Motorsport and Series Production Go Hand in Hand
One of the driving forces behind BMW’s involvement in international motorsport is the transfer of technology between the motor racing department and series production. BMW customers benefit from the knowledge gained on the race track. At the same time, the BMW Motorsport engineers access the know-how of their colleagues from series production to constantly improve upon the competitiveness of BMW racing cars in a time- and cost-efficient manner. Speed is of the essence, whether it’s a matter of tuning, development work or production processes. At the end of 2005, BMW Motorsport moved into the new complex which boasts state-of-the-art test rigs and laboratories.
The BMW Research and Innovation Centre (FIZ), the technical heart of the BMW Group, plays a key role in creating synergies between motorsport and series production. Located close to the Munich plant, the research complex is one of the most sophisticated development centers for the automobile industry in the world. Approximately 7,000 engineers, modelers, computer specialists and scientists from various research fields develop the vehicles and technologies of the future for the BMW Group here.
A diverse range of fundamental technological principles, manufacturing procedures and materials were derived from motor racing for the development of the BMW M3. This becomes most obvious in the case of the new BMW M3 GTS model. It is largely hand-built by the most skilled craftsmen at BMW M GmbH and can also be used for club racing events. For the BMW M3 GTS, the engine capacity was increased to 4.4 liters and the performance to about 450 bhp.
The car uses the M double clutch gearbox with Drivelogic, which is also available as an option for series models, for its transmission. The seven-speed M DKG Drivelogic works in line with a principle that was also developed in motorsport and allows gear changes without a loss of tractive power. Through its race-oriented modifications enhancing both performance and safety, the BMW M3 GTS is ready to go on the track and comes with the option for homologation on the road. Motor racing and series production can hardly be any closer to each other.
Barely another body component reflects the advanced technology of the BMW M3 series model as strikingly as the roof. Made of carbon fiber reinforced plastics (CFRP) and with only a clear coat covering its high-tech surface, it openly displays the fibrous structure. Using CFRP reduces weight and increases agility, thanks to the car’s low center of gravity.
The use of CFRP is widespread in racing. Virtually every complete body component of the BMW M3 GT2 is made of this ultra-light and rigid material. The CFRP knowledge gained in the Formula One project was integrated into the development process, as were the years of experience possessed by the engineers at the Landshut Innovation and Technology Center (LITZ). The experts there have been working with CFRP components since 1999. Among other things, the technology for the series production of the CFRP roof, which was first used on the BMW M3 CSL in 2003, was developed here.
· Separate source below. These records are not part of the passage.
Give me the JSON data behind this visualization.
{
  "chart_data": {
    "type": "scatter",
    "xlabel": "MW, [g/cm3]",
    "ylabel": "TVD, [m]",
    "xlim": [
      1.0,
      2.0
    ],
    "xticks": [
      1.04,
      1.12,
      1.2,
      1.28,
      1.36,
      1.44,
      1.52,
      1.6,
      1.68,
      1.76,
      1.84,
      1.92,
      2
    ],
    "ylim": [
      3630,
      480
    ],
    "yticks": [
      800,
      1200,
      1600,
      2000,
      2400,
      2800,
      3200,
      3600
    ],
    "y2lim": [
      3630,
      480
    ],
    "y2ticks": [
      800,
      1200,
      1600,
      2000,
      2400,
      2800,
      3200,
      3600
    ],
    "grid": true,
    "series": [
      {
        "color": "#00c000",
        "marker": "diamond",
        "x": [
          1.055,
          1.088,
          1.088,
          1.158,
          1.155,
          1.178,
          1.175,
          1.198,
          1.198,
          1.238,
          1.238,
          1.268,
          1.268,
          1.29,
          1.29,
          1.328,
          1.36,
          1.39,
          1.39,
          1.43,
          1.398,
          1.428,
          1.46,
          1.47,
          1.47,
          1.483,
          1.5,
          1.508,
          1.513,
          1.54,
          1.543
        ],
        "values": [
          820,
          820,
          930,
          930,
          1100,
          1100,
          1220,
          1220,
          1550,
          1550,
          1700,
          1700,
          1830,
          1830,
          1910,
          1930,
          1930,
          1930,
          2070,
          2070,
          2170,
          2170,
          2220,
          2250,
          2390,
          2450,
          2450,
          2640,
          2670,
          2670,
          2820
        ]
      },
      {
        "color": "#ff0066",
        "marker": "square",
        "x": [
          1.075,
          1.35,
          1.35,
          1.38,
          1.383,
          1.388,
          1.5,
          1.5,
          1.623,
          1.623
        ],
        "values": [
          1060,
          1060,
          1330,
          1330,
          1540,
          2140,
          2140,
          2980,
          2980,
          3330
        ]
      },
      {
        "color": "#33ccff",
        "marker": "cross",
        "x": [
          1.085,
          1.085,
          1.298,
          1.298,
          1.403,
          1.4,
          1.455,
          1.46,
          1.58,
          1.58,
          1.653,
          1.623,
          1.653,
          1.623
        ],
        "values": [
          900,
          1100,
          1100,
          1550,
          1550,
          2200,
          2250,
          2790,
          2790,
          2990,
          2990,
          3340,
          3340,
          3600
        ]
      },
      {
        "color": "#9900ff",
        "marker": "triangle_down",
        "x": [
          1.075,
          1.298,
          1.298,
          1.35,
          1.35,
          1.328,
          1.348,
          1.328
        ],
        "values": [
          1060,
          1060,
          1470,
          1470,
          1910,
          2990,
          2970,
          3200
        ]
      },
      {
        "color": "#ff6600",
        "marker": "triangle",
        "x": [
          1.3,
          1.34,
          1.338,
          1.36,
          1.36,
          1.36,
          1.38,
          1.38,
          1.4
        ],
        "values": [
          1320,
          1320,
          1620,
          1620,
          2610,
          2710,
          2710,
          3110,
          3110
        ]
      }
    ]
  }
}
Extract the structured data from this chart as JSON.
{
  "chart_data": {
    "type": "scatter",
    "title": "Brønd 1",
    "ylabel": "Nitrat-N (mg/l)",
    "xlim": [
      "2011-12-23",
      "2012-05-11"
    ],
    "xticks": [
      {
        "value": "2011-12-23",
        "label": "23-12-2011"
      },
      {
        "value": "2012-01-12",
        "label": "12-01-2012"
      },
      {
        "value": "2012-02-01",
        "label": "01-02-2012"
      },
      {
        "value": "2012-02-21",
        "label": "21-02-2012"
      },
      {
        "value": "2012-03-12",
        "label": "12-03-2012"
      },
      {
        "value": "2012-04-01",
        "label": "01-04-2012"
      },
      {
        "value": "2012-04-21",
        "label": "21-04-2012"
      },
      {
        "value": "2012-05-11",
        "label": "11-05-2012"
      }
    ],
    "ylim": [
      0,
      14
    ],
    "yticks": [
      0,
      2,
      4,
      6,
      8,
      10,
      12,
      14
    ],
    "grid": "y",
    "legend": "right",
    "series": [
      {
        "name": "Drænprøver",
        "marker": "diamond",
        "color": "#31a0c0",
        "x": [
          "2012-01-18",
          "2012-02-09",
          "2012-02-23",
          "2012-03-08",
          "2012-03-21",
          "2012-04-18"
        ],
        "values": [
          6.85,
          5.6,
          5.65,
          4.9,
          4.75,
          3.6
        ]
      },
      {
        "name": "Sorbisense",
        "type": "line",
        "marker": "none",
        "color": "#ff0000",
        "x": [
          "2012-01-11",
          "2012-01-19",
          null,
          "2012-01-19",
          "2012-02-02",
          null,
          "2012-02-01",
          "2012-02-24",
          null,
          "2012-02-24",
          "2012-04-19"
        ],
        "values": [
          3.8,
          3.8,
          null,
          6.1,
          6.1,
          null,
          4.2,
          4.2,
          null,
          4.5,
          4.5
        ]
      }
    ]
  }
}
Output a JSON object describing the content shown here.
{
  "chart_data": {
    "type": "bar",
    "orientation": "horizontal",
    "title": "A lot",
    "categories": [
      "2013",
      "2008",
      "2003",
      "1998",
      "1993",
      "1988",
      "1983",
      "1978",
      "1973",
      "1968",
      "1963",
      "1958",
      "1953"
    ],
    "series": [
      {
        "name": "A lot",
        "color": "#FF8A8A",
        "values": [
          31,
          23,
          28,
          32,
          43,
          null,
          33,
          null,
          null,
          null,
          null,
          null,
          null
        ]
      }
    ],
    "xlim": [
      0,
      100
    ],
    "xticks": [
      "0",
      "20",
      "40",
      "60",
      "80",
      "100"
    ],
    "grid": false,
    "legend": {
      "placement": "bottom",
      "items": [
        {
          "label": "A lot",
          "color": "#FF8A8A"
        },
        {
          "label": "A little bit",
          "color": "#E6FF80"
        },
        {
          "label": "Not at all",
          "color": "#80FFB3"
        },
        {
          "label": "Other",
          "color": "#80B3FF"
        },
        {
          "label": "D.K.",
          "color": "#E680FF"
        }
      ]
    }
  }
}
The performance and durability of the engine block, cylinder head and gearbox depend crucially on the quality of the casting. This is where the BMW foundry in Landshut, an integral part of the BMW Group production network, comes into its own. The components manufactured here are supplied to engine and car plants around the world and are used in virtually all vehicles – from BMW motorcycles and BMW series cars to the BMW M3 GT2 racing car. For the production of cylinder heads and crankcases, the specialists at the Landshut sand-casting center of technology have developed the recognized sand-casting processes.
A new idea, the conception stage, the construction process, the production of necessary tools, the manufacturing of the new part, the test phase – this is the cost and time-intensive process for innovations. Because motorsport demands extremely fast reaction times for progress and problem solving, time-saving processes are paramount. This is where BMW Motorsport can turn to the FIZ, and specifically to the Rapid Prototyping/Tooling Technology department.
As soon as the required parts have been designed on a CAD system, machines controlled by computers use laser beams or three-dimensional printing technology to produce scale models from resin, plastic powder, acrylate, wax or metal. This makes it possible to quickly simulate installation situations and interactions in order to be able to make modifications before the final manufacturing process.
The close connection between racing development and series production brings benefits for both sides: The BMW Motorsport engineers can use the resources and competence of their colleagues to make the BMW racing cars even faster, while using time and money efficiently. At the same time, customers directly benefit from the experiences gained by BMW in the technology booster motor racing.